6. Will Hong Kong outlaw retail crypto investing?
The Hong Kong government is pushing forward a legislative proposal to ban retail investors from trading crypto in the city.
- As part of the city’s anti-money laundering and counter-terrorist-financing ordinance, the Hong Kong government plans to introduce a licensing regime for virtual assets service providers and limit crypto trading to professional investors.
- Industry body Global Digital Finance is warning that the proposed law will likely push retail traders to embrace unregulated platforms.
- The legislative proposal, first introduced by Hong Kong’s Financial Services and the Treasury Bureau (FSTB) in November last year, finished up a public consultation period last month. The proposal will now turn into a bill that could become law later this year.
Forkast.Insights | What does it mean?
The proposed law would limit crypto trading to professional investors in Hong Kong who must own an investment portfolio of at least $8 million HKD (about $1 million USD). This represents only 7% of Hong Kong’s population, preventing 93% of the population from trading crypto. A retail investor crypto ban could have unintended effects, such as pushing investors to use unregulated platforms, to use other methods (such as a VPN) to access crypto services, or to move out of the city.

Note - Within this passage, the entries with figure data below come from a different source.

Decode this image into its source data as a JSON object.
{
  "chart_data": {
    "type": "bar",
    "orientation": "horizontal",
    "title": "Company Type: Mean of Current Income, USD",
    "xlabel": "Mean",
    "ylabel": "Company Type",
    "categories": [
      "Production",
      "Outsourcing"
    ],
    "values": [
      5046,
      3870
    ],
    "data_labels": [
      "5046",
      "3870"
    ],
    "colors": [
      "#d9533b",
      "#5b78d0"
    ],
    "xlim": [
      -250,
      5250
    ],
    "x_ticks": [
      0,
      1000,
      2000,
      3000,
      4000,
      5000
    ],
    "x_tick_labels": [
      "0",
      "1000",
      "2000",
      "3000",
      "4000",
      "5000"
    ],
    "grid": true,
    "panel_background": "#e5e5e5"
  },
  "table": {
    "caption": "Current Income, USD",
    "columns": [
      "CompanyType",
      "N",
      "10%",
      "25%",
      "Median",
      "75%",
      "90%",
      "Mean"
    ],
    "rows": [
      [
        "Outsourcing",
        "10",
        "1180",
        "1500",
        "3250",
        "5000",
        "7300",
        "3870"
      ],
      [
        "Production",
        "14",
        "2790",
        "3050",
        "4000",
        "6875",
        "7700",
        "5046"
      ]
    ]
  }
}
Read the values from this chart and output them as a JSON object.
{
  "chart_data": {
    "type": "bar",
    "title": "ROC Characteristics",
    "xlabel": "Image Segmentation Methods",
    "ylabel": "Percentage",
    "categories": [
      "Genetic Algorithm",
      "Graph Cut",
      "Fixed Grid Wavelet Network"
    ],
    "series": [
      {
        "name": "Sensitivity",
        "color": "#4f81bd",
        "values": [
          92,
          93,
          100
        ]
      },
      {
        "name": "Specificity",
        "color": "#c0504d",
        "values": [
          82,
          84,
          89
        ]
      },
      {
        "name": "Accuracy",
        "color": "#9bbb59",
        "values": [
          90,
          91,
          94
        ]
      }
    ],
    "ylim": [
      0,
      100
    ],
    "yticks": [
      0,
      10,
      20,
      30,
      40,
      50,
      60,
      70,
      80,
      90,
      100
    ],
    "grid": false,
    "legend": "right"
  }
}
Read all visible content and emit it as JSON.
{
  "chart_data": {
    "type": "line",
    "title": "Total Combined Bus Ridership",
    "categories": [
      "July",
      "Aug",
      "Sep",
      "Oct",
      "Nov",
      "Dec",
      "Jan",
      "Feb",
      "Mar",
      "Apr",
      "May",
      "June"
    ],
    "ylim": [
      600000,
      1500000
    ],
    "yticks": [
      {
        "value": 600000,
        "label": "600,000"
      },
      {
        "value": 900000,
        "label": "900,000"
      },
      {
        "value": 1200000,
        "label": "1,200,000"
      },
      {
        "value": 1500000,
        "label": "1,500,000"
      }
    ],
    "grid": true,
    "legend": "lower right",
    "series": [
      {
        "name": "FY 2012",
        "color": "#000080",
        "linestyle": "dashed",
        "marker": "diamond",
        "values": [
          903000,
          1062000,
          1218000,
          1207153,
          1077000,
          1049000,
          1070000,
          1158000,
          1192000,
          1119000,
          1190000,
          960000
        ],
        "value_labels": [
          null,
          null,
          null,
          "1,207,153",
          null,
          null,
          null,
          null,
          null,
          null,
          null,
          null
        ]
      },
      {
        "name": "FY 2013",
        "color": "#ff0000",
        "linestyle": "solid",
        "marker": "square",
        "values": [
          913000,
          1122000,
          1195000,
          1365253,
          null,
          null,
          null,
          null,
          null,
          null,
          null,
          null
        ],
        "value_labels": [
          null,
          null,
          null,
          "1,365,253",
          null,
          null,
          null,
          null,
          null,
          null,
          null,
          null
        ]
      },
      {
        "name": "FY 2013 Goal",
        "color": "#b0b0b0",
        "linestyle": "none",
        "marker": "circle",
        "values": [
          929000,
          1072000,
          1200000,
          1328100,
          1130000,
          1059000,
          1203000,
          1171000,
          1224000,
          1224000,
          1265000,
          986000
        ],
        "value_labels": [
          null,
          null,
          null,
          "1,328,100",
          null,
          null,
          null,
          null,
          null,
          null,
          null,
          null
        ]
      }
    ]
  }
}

Although Hong Kong is the financial hub of Asia, a retail crypto ban could cause an outflow of people and businesses to more friendly regulatory environments like Singapore. Singapore has zero capital gains tax on crypto income, as well as clear regulations for crypto exchanges and service providers in the country. Singapore saw significant growth in the crypto/blockchain space in 2020 when it was home to 234 blockchain companies, a 39% increase over the year.
Global Digital Finance (GDF), an industry group representing crypto exchanges, said limiting crypto trading to professional investors in Hong Kong could expose retail traders to “new areas of financial crime risk” if they turn to unregulated platforms.
But the possible effect of driving innovation and business out of Hong Kong might be worse.